Los padres tendrán que hacer uso de la paciencia y con una actitud cariñosa, pero firme, deberán orientar a su hijo con una serie de normas para indicarle lo que está bien o mal. Esto ayudará al niño a crear criterios de valor para el futuro.
Durante estos 12 meses, el niño también ampliará su mundo social y empezará a relacionarse con personas diferentes a sus padres y familiares. En la guardería o en el jardín encontrará nuevos amigos para jugar y aprenderá a compartir, aunque algunas veces se aferrará a sus posesiones y peleará por ellas.

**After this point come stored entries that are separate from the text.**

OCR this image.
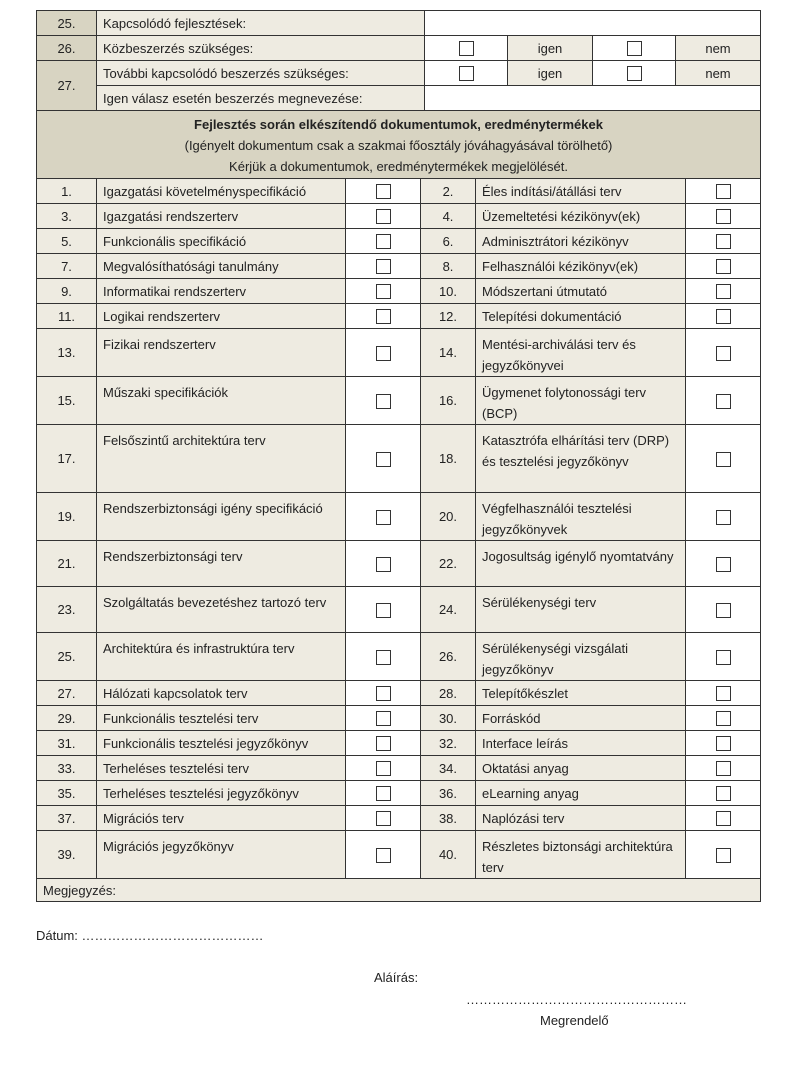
25.	Kapcsolódó fejlesztések:				
26.	Közbeszerzés szükséges:		igen		nem
27.	További kapcsolódó beszerzés szükséges:		igen		nem
	Igen válasz esetén beszerzés megnevezése:				

Fejlesztés során elkészítendő dokumentumok, eredménytermékek
(Igényelt dokumentum csak a szakmai főosztály jóváhagyásával törölhető)
Kérjük a dokumentumok, eredménytermékek megjelölését.					
1.	Igazgatási követelményspecifikáció		2.	Éles indítási/átállási terv	
3.	Igazgatási rendszerterv		4.	Üzemeltetési kézikönyv(ek)	
5.	Funkcionális specifikáció		6.	Adminisztrátori kézikönyv	
7.	Megvalósíthatósági tanulmány		8.	Felhasználói kézikönyv(ek)	
9.	Informatikai rendszerterv		10.	Módszertani útmutató	
11.	Logikai rendszerterv		12.	Telepítési dokumentáció	
13.	Fizikai rendszerterv		14.	Mentési-archiválási terv és jegyzőkönyvei	
15.	Műszaki specifikációk		16.	Ügymenet folytonossági terv (BCP)	
17.	Felsőszintű architektúra terv		18.	Katasztrófa elhárítási terv (DRP) és tesztelési jegyzőkönyv	
19.	Rendszerbiztonsági igény specifikáció		20.	Végfelhasználói tesztelési jegyzőkönyvek	
21.	Rendszerbiztonsági terv		22.	Jogosultság igénylő nyomtatvány	
23.	Szolgáltatás bevezetéshez tartozó terv		24.	Sérülékenységi terv	
25.	Architektúra és infrastruktúra terv		26.	Sérülékenységi vizsgálati jegyzőkönyv	
27.	Hálózati kapcsolatok terv		28.	Telepítőkészlet	
29.	Funkcionális tesztelési terv		30.	Forráskód	
31.	Funkcionális tesztelési jegyzőkönyv		32.	Interface leírás	
33.	Terheléses tesztelési terv		34.	Oktatási anyag	
35.	Terheléses tesztelési jegyzőkönyv		36.	eLearning anyag	
37.	Migrációs terv		38.	Naplózási terv	
39.	Migrációs jegyzőkönyv		40.	Részletes biztonsági architektúra terv	
Megjegyzés:					
Dátum: ……………………………………
Aláírás:
……………………………………………
Megrendelő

Los juegos tienen un papel clave en esta época porque con ellos los niños aprenden a respetar las normas y comprenden que no pueden ejercer dominio sobre todo. Además, ponen a prueba su capacidad de tomar decisiones.
Esta es una edad en la que el niño se vuelve caprichoso y quiere imponer su voluntad. Por eso, los padres tienen la responsabilidad de no caer ante sus pies como si fuera un rey y cumplir todos sus deseos.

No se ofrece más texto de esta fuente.